Ousmane K. Diatta, un combattant aguerri …
Poursuivant, Amady Diouf d’ajouter : «les investigations se poursuivent dans la perspective de mettre aux arrêts les autres membres du groupe qui ont réussi à se fondre dans la nature dès l’arrestation de leur camarade Ousmane Diatta. Pour autant, les enquêtes menées avec promptitude, savoir-faire, engagement et professionnalisme par les enquêteurs de la gendarmerie, ont permis de cerner l’itinéraire, le parcours et le profil psychologique de Ousmane Kabiline Diatta, qui apparait incontestablement comme un combattant aguerri qui a fait ses preuves aussi bien dans les combats dans le maquis que dans les tâches opérationnelles d’encadrement et de mobilisation des membres de l’aile civile du Mfdc, tâches qui lui étaient souvent dévolues». D’après les renseignements du procureur, Ousmane Kabiline Diatta a été très tôt enrôlé dans les rangs du Mfdc, avant de gravir tous les échelons pour devenir un haut responsable respecté et écouté par toutes les factions du mouvement. «Il était impliqué dans toutes les attaques et les actions de harcèlement menées ces dernières années contre les militaires de l’armée nationale des populations civiles durant les braquages», informe Amady Diouf.
Il a fourbi ses armes à Diacoumougne après le Cfee… il a lancé l’assaut contre la base de l’état-major de Barkamandika
«Il résulte des éléments du dossier qu’il a déclaré avoir arrêté ses études après son Cfee obtenu à Ziguinchor et qu’il a rejoint par la suite la base de Diacoumougne où il a fourbi ses armes et reçu une formation aussi bien solide que complète de combattant.
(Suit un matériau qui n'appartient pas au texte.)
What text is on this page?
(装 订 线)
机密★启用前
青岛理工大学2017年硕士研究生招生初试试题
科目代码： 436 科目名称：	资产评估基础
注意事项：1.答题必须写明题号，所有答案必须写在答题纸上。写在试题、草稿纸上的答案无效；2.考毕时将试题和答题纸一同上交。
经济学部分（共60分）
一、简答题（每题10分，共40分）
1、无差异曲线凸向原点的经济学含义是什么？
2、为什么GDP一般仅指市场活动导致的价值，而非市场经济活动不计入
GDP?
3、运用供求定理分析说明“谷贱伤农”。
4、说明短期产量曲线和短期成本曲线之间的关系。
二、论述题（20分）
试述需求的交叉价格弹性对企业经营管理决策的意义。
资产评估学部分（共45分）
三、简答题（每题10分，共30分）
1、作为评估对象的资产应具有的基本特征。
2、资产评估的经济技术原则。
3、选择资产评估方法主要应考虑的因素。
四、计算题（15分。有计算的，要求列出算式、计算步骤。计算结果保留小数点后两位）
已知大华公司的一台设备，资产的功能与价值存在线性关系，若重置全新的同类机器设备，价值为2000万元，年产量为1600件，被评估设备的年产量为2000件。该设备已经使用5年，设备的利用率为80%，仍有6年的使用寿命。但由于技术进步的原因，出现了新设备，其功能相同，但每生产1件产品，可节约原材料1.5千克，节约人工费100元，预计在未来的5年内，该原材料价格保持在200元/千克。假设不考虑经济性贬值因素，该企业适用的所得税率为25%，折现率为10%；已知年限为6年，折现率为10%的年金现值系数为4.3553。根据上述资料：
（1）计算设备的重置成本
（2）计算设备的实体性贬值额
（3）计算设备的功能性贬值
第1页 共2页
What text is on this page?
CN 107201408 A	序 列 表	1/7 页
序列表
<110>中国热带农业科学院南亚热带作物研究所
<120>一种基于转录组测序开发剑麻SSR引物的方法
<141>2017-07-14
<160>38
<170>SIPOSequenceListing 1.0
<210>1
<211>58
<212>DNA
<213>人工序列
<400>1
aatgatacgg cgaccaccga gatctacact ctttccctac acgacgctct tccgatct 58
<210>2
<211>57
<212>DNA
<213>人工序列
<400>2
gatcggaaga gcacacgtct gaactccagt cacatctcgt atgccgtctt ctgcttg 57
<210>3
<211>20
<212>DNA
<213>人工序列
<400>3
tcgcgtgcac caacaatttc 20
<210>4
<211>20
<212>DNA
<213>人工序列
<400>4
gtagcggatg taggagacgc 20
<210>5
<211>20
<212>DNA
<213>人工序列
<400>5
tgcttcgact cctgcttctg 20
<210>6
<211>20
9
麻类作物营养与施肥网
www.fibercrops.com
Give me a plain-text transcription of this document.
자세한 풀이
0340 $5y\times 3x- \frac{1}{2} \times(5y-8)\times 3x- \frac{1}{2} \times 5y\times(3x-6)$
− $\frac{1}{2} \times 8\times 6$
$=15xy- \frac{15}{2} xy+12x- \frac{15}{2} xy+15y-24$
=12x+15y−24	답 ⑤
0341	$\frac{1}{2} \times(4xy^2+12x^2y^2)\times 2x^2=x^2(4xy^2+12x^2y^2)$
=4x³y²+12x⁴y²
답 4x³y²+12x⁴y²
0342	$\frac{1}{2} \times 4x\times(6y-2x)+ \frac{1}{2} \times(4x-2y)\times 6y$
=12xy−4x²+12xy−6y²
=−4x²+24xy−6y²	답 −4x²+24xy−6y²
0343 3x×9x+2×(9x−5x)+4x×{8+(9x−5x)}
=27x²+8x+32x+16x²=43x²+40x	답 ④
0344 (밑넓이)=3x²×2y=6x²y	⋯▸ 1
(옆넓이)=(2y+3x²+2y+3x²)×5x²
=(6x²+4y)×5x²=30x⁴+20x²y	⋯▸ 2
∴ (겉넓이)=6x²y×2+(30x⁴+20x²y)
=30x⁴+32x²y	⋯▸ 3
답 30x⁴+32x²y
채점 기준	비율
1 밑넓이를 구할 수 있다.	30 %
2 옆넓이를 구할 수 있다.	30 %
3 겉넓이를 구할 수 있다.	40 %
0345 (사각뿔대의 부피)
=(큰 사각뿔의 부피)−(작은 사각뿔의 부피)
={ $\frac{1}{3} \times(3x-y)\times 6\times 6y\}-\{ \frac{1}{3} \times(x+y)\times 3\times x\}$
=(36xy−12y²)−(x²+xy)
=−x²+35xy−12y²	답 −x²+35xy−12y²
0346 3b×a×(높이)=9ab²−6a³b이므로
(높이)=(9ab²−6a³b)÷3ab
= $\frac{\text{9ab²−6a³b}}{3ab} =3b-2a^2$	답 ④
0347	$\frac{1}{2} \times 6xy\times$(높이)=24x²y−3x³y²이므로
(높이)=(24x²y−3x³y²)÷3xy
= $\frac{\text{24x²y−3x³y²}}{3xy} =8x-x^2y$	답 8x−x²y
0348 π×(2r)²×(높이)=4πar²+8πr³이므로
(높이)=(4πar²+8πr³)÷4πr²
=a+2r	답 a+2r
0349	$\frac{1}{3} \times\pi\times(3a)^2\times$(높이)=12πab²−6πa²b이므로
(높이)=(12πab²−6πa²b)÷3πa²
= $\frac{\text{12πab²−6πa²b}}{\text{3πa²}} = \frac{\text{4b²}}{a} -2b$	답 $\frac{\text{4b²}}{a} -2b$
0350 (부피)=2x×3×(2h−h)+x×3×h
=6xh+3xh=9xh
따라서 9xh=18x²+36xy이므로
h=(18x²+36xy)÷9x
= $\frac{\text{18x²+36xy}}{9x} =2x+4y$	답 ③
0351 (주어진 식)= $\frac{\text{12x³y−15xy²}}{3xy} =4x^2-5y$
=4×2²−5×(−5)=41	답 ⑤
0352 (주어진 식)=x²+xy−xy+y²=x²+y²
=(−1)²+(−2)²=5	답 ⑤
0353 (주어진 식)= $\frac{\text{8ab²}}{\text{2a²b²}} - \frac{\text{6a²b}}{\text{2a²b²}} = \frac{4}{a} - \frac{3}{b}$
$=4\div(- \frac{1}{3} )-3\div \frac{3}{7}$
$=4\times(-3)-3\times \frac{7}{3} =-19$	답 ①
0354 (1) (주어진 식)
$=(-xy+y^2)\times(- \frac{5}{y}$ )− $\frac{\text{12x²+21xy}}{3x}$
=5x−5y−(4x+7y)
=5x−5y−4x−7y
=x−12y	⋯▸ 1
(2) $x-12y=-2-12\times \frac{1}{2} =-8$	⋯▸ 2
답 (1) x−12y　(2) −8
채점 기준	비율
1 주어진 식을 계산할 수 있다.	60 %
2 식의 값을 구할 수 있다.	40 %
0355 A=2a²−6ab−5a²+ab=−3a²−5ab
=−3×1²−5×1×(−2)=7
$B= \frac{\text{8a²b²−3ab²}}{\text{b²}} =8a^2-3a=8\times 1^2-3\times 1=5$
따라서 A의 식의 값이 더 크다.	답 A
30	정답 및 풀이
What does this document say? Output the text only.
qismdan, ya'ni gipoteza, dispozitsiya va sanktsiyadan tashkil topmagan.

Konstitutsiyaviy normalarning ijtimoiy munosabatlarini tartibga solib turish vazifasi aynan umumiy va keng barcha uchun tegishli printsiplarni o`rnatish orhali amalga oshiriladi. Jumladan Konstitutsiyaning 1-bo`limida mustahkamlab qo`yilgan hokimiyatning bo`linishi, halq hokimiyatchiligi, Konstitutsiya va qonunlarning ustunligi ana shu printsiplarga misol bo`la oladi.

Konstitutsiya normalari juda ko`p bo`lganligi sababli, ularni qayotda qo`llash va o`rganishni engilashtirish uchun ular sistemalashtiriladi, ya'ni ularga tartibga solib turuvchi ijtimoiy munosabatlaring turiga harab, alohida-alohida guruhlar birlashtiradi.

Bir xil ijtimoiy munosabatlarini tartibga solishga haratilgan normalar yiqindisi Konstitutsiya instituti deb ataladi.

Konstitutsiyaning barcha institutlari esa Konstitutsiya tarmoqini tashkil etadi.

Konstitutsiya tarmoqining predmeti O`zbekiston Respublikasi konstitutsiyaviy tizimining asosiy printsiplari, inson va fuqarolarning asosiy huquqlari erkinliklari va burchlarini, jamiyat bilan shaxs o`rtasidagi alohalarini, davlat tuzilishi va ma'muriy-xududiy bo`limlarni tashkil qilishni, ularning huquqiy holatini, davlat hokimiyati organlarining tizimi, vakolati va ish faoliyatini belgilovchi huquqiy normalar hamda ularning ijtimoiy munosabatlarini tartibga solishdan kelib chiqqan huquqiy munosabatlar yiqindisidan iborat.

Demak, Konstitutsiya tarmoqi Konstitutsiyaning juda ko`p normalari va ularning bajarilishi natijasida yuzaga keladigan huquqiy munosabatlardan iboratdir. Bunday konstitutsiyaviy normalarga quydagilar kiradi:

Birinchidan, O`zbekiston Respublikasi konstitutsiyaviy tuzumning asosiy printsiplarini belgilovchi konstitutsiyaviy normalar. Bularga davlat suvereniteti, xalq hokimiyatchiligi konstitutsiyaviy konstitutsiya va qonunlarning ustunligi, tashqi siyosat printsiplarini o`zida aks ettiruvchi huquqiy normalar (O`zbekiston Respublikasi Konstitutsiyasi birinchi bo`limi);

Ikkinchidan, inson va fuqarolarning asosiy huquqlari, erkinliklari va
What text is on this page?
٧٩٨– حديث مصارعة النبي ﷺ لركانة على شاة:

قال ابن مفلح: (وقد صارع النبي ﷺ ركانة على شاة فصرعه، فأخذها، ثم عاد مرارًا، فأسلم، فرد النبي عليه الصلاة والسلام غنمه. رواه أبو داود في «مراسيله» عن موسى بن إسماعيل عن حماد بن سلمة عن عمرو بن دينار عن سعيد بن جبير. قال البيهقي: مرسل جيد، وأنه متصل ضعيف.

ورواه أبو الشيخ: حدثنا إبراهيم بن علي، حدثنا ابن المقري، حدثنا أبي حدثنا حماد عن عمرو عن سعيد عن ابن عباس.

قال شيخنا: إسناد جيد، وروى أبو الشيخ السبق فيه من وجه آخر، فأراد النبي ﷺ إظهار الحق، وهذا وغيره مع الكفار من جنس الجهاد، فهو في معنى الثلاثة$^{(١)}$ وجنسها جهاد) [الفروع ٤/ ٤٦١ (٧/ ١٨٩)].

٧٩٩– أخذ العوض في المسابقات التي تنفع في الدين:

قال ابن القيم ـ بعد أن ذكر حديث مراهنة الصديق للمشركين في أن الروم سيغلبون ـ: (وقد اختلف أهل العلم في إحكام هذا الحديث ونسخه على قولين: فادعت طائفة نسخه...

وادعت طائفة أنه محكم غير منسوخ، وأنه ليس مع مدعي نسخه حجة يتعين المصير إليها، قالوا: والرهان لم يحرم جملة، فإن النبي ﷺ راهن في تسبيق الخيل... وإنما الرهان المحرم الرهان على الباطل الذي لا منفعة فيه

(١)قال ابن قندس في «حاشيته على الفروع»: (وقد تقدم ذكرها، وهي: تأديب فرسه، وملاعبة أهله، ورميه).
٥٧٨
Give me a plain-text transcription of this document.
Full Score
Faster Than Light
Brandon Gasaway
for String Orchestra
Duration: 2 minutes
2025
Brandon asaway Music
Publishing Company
Le susnommé a déclaré avoir en effet été muté dans différentes bases, notamment à l’état-major de Berkamandioka, au campement de Mandina à la base de Kassolèle où, outre le rôle de combattant, il a servi comme agent de liaison entre César Atoute Badiate et le commandant de la base de Diakaye. L’enquête, également, a pu établir, conforté par ses déclarations, que ses pérégrinations l’ont conduit plus tard à la base de Kourek où il est resté 15 ans avec des figures marquantes de la rébellion telles que Daouda Camara alias Guillaume Soro, Papis Assine et Djibé Diatta homme fort du Fogny et il précisait qu’il a commandé personnellement le détachement qui a récupéré et lancé l’assaut contre la base de l’état-major de Barkamandika qu’il avait attaqué par revers», fait remarquer le procureur de la République. Il révèle également que Ousmane Kabiline Diatta a souligné devant les enquêteurs «avoir travaillé avec acharnement à la réunification du mouvement et c’est dans cette perspective qu’il a cherché à installer une base à Vélingara où il avait l’ambition de réunir toutes les fractions du Mfdc. Mais les opérations de reconnaissance préalables à une telle installation n’ont pas été concluantes. Il soulignait enfin être aussi un trafiquant de chanvre indien,qu’il cultuvait», martèle M. Diouf.
Venu à Dakar tantôt pour acheter un mouton tantôt pour acheter des chaussures …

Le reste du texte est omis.